I invite you to study these sentences and understand them fully. Remember that they are the opinion of the most learned historian of sex customs who has ever written in English; a man whose authority is recognized in our schools, whose books are in every college library. William Edward Hartpole Lecky is not in any sense a revolutionist; he is a conventional English scholar, an upholder of English law and order and patriotism. He is not of my school of thought, but of those who now own the world and run it. I quote him, because he tells in plain language what kind of world they have made; I invite you to study his words, and then judge my statement that the sex arrangement under which we live in modern society is not monogamous love, but marriage-plus-prostitution.

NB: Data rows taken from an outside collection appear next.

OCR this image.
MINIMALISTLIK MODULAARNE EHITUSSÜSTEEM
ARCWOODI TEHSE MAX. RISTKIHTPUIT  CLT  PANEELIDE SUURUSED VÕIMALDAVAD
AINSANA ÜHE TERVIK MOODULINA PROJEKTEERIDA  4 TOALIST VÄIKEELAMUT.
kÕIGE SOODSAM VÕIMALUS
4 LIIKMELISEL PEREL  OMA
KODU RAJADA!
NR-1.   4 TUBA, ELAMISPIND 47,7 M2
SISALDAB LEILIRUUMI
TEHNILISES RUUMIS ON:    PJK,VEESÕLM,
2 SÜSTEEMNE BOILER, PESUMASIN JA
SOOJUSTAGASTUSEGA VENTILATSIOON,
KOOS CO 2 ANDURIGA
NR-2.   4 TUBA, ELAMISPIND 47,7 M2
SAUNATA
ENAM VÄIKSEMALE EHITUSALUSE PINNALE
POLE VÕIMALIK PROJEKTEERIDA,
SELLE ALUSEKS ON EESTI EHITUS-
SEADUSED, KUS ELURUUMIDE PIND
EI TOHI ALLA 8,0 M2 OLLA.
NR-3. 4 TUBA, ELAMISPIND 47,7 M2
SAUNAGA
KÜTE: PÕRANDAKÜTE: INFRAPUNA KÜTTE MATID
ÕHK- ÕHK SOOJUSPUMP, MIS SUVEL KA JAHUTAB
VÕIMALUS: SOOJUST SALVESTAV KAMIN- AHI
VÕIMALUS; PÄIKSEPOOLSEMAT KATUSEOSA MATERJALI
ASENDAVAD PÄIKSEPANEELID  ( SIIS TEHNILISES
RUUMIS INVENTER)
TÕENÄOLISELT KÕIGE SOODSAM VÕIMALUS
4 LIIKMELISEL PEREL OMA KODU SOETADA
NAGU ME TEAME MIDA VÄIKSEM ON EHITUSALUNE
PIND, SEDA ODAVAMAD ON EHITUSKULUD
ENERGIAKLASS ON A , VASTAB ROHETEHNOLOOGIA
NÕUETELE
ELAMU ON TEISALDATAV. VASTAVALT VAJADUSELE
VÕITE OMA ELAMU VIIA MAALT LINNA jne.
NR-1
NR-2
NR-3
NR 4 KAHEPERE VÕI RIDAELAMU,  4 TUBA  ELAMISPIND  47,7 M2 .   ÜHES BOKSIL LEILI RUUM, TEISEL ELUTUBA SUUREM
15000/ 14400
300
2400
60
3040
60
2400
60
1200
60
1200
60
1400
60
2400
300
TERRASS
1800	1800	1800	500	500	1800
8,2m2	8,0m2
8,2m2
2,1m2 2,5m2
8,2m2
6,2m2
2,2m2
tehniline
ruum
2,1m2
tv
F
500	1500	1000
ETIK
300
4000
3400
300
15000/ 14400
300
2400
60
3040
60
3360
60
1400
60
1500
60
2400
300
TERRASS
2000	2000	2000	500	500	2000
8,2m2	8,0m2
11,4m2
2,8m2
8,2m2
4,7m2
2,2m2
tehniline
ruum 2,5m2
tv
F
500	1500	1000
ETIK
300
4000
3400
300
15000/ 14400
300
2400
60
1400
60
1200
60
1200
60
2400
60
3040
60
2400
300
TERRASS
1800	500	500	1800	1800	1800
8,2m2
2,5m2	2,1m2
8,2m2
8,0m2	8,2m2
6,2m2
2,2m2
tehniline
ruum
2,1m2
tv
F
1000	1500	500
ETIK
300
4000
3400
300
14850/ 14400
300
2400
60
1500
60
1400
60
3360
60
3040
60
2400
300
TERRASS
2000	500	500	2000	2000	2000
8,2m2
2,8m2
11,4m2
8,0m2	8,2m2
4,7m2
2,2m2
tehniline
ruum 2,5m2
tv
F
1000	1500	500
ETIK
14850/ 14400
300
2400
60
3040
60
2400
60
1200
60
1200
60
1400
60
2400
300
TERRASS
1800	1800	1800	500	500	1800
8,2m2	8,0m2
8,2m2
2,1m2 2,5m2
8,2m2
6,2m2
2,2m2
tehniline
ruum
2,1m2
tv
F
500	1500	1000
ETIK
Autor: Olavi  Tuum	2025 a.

It is my hope to point the way to a higher system. I should like to call it marriage; but perhaps it would be more precise to call it marriage-minus-prostitution. In working it out, we shall have to think for ourselves, and discard all formulas. It is obvious that our present-day religious creeds, ethical ideals, legal codes, and social rewards and punishments have been powerless to protect marriage, or to make it the rule in sex relationships. So we shall have to begin at the beginning and find new reasons for monogamous love, a new basis of marriage other than the protection of private property. We shall have to inform ourselves as to the fundamental purposes of sex; we shall have to ask ourselves: What are the factors which determine rightness and wrongness in the sex relationship? What is love, and what ought it to be? These questions we shall try to approach without any fixed ideas whatever. We shall decide them by the same tests that we have used in our thinking about God and immortality, health and disease. We shall ask, not what our ancestors believed, not what God teaches us, not what the law ordains, not what is "respectable," nor yet what is "advanced," according to the claim of modern sex revolutionists and "free lovers." We shall ask ourselves, what are the facts. We shall ask, what can be made to work in practice, what can justify itself by the tests of reason and common sense.